On 10/09/10 17:14 +0000, 1.41421@gmail.com wrote:
I would actually need the opposite. That is, the target password may be stored in the LDAP server in the clear, and the client should send not the password, but its Base64-encoded SHA-1 digest. On receiving this the LDAP server ought to compute the SHA-1 digest of the value of the userPassword attribute for the relevant user, Base64-encode it and compare it with the data received from the client in order to carry out the authentication.
How can this be done in OpenLDAP and within the LDAP standards? The goal here is to make sure that the password gets never transferred in the clear. I would agree that this really adds much in the way of security, and that the right way to do it would be to establish a TLS channel between client and server, but that's a different story.
See the OpenLDAP Administrator's Guide, section 14.3 and chapter 15 for a discussion of over-the-wire transmission of passwords.
Also see http://www.cyrusimap.org/docs/cyrus-sasl/2.1.23/components.php and the discussion of shared secret mechanisms.

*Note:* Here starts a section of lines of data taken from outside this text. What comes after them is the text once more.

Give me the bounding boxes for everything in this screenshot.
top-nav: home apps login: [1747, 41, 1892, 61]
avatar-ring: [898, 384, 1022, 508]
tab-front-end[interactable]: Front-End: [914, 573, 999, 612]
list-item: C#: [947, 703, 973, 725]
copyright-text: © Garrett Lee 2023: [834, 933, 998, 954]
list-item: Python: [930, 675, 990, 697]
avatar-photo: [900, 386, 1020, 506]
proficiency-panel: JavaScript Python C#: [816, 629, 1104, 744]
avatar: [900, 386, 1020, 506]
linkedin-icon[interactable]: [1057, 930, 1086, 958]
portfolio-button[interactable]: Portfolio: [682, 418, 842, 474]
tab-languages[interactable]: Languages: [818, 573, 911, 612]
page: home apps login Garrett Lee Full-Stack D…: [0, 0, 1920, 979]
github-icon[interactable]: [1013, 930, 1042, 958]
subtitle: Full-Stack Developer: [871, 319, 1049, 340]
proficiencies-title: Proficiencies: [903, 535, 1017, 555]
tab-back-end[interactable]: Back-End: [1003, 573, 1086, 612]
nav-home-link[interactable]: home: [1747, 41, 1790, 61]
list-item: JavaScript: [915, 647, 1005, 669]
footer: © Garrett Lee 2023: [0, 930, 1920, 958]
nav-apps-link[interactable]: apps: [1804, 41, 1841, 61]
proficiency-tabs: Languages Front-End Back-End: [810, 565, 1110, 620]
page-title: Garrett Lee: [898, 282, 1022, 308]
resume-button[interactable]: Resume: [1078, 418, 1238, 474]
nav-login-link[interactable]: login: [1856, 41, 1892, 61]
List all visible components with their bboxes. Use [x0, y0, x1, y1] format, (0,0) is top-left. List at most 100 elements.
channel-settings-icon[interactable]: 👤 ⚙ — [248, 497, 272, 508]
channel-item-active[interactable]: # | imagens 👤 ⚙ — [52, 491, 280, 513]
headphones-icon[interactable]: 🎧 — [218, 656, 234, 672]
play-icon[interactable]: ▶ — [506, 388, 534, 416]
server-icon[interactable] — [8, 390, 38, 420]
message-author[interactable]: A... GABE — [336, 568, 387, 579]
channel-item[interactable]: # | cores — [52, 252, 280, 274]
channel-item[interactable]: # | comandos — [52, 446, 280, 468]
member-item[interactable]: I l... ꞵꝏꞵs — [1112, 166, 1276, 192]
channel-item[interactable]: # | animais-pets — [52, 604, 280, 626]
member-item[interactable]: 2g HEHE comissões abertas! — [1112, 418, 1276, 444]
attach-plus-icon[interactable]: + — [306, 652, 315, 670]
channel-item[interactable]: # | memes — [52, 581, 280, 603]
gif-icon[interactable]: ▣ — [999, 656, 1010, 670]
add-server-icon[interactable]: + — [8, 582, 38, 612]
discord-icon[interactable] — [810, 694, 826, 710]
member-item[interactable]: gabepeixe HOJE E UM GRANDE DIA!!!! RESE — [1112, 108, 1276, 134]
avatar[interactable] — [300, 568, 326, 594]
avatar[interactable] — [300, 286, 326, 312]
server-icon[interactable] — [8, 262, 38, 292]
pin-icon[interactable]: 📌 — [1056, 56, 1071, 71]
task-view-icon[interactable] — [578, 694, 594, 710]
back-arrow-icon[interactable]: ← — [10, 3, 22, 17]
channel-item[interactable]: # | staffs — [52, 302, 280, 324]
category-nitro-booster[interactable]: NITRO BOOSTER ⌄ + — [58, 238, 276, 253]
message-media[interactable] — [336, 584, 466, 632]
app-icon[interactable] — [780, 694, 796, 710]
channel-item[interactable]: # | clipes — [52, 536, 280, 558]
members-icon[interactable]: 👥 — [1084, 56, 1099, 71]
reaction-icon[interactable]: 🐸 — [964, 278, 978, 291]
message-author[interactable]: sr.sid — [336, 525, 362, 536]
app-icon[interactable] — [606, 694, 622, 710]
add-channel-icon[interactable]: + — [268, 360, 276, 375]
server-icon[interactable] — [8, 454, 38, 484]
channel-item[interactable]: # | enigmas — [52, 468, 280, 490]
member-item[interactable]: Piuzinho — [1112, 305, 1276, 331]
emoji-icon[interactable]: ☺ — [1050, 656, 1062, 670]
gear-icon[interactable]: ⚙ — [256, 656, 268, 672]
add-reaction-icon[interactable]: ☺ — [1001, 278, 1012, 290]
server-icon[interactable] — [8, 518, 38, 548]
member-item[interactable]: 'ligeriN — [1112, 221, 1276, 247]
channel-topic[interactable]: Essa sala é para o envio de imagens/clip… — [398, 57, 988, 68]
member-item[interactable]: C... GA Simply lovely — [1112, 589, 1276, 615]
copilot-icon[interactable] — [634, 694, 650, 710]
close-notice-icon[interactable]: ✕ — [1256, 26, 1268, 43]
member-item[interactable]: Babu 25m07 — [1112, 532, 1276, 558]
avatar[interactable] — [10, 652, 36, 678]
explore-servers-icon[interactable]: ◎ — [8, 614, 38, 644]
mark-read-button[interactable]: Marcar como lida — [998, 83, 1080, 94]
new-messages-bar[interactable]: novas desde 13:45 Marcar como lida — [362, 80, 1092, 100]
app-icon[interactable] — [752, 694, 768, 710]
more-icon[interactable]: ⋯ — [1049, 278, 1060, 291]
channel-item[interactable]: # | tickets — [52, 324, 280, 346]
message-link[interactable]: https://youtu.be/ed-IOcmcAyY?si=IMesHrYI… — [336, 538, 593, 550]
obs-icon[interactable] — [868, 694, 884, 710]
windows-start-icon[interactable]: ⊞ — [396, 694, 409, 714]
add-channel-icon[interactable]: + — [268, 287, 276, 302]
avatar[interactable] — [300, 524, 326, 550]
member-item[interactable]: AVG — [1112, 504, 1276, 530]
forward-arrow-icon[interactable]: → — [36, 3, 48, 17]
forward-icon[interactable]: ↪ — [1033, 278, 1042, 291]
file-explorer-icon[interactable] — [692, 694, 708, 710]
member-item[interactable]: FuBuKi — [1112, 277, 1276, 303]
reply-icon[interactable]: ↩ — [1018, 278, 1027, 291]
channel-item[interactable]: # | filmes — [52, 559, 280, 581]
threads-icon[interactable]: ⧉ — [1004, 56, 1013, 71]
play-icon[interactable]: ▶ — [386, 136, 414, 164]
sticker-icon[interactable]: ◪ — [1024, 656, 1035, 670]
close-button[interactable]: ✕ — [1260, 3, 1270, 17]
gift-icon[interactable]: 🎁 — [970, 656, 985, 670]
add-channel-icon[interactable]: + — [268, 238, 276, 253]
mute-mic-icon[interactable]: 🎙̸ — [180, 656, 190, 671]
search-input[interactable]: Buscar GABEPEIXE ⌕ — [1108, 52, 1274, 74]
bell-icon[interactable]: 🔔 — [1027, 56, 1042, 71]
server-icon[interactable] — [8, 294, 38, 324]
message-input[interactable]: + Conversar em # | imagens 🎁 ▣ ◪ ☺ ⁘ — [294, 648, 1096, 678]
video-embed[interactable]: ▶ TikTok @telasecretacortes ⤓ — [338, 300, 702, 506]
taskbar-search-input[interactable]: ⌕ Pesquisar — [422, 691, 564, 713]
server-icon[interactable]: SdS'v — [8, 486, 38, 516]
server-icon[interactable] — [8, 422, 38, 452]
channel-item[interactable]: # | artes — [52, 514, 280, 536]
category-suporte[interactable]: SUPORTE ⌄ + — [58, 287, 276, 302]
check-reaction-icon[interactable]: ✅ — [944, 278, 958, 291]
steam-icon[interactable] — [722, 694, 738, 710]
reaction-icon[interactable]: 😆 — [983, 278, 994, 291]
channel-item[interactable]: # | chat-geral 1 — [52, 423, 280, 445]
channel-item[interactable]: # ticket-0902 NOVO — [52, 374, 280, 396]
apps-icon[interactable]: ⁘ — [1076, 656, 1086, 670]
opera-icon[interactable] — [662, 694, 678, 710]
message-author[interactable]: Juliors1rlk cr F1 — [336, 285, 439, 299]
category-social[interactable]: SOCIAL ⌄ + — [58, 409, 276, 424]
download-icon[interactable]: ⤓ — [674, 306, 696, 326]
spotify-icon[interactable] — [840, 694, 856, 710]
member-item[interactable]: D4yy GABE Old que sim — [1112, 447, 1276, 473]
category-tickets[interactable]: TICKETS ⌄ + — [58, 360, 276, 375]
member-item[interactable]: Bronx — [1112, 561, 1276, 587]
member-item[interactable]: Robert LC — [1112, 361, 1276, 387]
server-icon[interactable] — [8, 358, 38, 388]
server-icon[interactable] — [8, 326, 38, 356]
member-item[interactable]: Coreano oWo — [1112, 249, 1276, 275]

OpenLDAP implements SASL support to address the scenario you're trying to solve, which requires that you store the plaintext (shared secret) password in your LDAP entry, and make use of strong/SASL binds against the server. In a scenario where you're using such a mechanism (e.g. DIGEST-MD5), your client and the server know the shared secret, but the secret is not transmitted over the wire, even in the absence of SSL/TLS encryption.
Your client software will need to support LDAPv3 and SASL.